From the New York Times, Jan 12, 2000.
On CBS News, Some of What You See Isn't There
By ALEX KUCZYNSKI
If you were watching the "CBS Evening News" broadcast live from Times Square on New Year's Eve, you might have seen a billboard advertising CBS News out in the square behind Dan Rather. You might have looked at the well-placed billboard and wondered just exactly how it was that CBS was able to place its ad so fortuitously.
The truth is, it didn't. The billboard and the advertisement for CBS did not exist. The image was digitally imported onto the live CBS broadcast and used to obliterate real objects, the NBC Astrovision underneath the New Year's ball and a Budweiser ad.
Inserting digital images has become increasingly common in sports and entertainment programming -- usually to insert advertising and corporate logos and first down markers in football -- but has generally been considered out of line on news shows, a type of programming in which the assumption of reality is considered sacrosanct and not informing viewers is considered a breach of journalistic guidelines. CBS contends such practices do not cross ethical boundaries.
CBS News is using the technology as part of a broad agreement the network signed last year with a technology company, Princeton Video Image, to provide branding services for a variety of CBS programs.

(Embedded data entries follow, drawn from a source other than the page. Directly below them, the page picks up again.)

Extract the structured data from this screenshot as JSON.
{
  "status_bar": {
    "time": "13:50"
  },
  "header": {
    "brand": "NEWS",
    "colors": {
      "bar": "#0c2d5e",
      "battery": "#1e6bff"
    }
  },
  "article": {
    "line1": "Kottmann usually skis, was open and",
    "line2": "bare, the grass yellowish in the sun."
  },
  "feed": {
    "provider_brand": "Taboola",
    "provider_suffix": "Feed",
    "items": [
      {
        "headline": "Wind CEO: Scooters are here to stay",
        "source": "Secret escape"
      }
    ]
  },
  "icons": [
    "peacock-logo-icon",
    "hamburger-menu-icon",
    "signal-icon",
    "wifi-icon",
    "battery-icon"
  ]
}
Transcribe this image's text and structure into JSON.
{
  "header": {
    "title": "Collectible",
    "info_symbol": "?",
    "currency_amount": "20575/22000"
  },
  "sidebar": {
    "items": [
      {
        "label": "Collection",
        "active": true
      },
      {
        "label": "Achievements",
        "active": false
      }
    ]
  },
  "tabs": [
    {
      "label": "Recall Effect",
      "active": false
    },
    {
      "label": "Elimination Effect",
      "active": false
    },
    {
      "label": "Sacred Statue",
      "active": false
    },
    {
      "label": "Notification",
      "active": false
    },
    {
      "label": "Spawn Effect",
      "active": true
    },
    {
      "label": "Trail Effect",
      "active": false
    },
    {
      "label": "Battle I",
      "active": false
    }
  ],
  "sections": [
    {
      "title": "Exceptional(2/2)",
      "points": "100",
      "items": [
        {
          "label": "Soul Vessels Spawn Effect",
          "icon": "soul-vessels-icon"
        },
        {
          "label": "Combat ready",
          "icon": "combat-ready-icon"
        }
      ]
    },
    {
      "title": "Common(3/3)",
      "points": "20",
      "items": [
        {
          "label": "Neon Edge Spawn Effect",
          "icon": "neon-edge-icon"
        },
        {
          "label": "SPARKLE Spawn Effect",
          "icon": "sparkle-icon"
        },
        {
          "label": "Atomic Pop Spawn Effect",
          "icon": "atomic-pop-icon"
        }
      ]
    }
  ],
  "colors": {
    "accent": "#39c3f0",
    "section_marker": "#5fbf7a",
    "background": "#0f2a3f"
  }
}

The technology has been used regularly on "The Early Show" and the news magazine "48 Hours" and was used on the Evening News on Dec. 30 and 31, according to CBS news executives. "The Early Show" has been using it almost every day since the show's debut on Nov. 1.
News show logos that appear real are being inserted on the sides of structures, like the General Motors building, on the back of a horse-drawn carriage in Central Park, in the fountain outside the Plaza Hotel and, yesterday, in the center of Wollman Rink. In some instances, the logo clearly resembles a large billboard advertising CBS News.
"We were looking for some way to brand the neighborhood with the CBS logo," said Steve Friedman, the executive producer of "The Early Show" who is entrusted with bringing the program, in which CBS invested at least $30 million, up in the ratings from its current No. 3 spot. "It's a great way to do things without ruining the neighborhood. Every day we have a different way of using it, whether it's logos or outlines. And we haven't even scratched the surface of its uses yet."
Mr. Friedman said that the practice did not press the boundaries of ethical guidelines for CBS News.
"It does not distort the content of the news," he said, and compared the use of the technology with earlier visual innovations.
"I remember the hue and cry when people started to use graphics on news." The CBS News deal with Princeton Video Image was reported in the Jan. 3 issue of the trade magazine Broadcasting & Cable.
Eric Shapiro, the director of the "CBS Evening News" and CBS News Special Events, said he might use the technology again on "Evening News" and that the news division examines each case individually before putting the virtual logos on the air. "The technique, I find, works best if you put it someplace where there is intended to be something," he said. "If it feels that it is not correct to use it, then we obviously won't use it." Mr. Rather, he said, knew about the use of the virtual technology during the broadcast and did not protest the practice.
"But he did not know in advance," Mr. Shapiro said. "These are not things he needs to worry about. He spends most of his time worrying about the content of the broadcast. But as a production technique he was most certainly aware that it was happening around him."
Mr. Rather did not return a phone call seeking comment last night. Bryant Gumbel and Jane Clayson, anchors of "The Early Show," could not be reached for comment.
Harry Jessell, the editor of Broadcasting & Cable magazine, said the practice alarmed him. "I think it does raise some ethical questions for CBS," he said. "You would think that a TV news organization would not tamper with video, especially live video. Viewers should be able to rely on the fact that what they are seeing is actually there."
Network news has flirted with similar technological issues once before. In 1994, the use of a fake backdrop caused an outcry in 1994 when the ABC journalist Cokie Roberts appeared in front of a picture of Capitol Hill. Peter Jennings, the ABC News anchor, introduced a report from Ms. Roberts, and said that she was reporting from Capitol Hill; Ms. Roberts, wearing a coat, appeared in front of what looked like the Capitol. But without the knowledge of network viewers or even Mr. Jennings, Ms. Roberts was actually inside the ABC News Washington bureau with a photographic image of the Capitol projected behind her. Ms. Roberts and Rick Kaplan, then the executive producer of "World News Tonight" and now the president of CNN, were both reprimanded and the network apologized on the air.
Spokesmen for NBC, ABC and Fox said their news units did not use such digital technology on news broadcasts. Christa Robinson, a spokeswoman for CNN, said she knew of no instance of the technology's use.